Une vive concurrence a régné aussi sur les marchés de l'argent, déréglementés et internationalisés. Stimulés par la volatilité des taux d'intérêt et de change, les opérateurs recourent à des opérations sophistiquées dont les marges se réduisent et dont l'exécution (back office) et la surveillance sont particulièrement difficiles. Par ailleurs, les banques ont pris de fortes participations dans des sociétés de Bourse pour exercer sur un marché désormais continu le métier de « market-maker » consistant à se porter en permanence contrepartie à l'achat et à la vente, ce qui suppose des moyens financiers importants.

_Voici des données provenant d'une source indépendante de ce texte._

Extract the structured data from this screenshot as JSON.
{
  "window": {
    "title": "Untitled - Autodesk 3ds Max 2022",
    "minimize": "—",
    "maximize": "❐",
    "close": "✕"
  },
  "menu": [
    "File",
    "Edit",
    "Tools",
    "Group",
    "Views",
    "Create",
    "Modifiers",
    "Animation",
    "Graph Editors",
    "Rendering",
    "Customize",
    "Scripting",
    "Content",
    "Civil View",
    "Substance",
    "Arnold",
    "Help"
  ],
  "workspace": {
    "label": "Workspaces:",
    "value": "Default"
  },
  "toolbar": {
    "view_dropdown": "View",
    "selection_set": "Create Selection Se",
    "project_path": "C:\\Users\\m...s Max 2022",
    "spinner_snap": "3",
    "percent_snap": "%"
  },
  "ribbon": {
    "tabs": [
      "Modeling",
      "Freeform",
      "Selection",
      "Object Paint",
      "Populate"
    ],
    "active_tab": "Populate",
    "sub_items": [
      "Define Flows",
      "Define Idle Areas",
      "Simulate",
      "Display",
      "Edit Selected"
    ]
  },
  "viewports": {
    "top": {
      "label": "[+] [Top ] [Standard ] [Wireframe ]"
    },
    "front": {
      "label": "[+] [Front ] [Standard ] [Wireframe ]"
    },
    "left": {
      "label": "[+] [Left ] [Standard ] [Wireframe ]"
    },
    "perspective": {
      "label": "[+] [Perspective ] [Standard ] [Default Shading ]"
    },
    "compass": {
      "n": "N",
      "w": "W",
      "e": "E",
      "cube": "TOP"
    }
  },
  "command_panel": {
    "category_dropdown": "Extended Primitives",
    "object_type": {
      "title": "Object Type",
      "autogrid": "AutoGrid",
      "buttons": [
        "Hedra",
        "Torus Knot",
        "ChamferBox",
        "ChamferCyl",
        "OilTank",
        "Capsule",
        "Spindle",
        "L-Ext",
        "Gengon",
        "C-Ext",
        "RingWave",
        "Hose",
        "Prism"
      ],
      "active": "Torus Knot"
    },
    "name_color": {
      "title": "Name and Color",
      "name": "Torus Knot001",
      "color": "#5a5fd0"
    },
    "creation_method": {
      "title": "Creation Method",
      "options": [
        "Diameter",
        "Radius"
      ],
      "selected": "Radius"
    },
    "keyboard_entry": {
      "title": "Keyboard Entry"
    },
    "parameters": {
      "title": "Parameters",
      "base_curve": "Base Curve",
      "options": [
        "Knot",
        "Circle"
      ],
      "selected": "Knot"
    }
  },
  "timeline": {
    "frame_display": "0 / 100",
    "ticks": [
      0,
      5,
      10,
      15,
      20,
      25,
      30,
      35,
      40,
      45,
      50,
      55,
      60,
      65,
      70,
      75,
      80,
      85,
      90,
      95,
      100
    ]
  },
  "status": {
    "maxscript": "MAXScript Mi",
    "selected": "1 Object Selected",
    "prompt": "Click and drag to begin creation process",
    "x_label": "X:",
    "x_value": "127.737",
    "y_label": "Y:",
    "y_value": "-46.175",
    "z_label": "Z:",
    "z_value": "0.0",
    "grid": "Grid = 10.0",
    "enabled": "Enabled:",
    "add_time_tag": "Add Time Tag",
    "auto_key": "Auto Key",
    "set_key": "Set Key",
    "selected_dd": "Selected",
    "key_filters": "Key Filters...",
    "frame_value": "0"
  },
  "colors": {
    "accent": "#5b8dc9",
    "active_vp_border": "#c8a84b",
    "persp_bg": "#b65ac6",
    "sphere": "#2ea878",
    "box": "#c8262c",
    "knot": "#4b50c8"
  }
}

Si la désintermédiation transfère le risque, en revanche, qui dit « nouveaux métiers » dit « nouveaux risques ». Aussi, et bien que les banques ont bien résisté au krach boursier d'octobre 1987, les autorités occidentales ont adopté, de concert, en juillet 1988, un ratio minimal de fonds propres (dit Cooke) fondé sur les risques. Son respect ne sera pas facile en raison de la faiblesse des fonds propres et de la rentabilité des banques françaises. Cela tient à la structure de leurs recettes dans lesquelles les commissions de service occupent peu de place. En effet, alors qu'il bénéficie de l'avantage, unique, de l'interbancarité des cartes de paiement, le public discute la rémunération de la gestion des moyens de paiement qui ne rapporte que 5 % des recettes contre 45 % des coûts. Aussi les banques, astreintes à de lourds investissements informatiques, sont-elles contraintes de réduire vigoureusement leurs frais généraux et, partant, leurs effectifs.

François de Juvigny

Agriculture

Au cours de l'année 1988, il s'est produit un renversement de la situation des marchés agricoles, dû en grande partie à la sécheresse qui a surtout affecté la production céréalière américaine.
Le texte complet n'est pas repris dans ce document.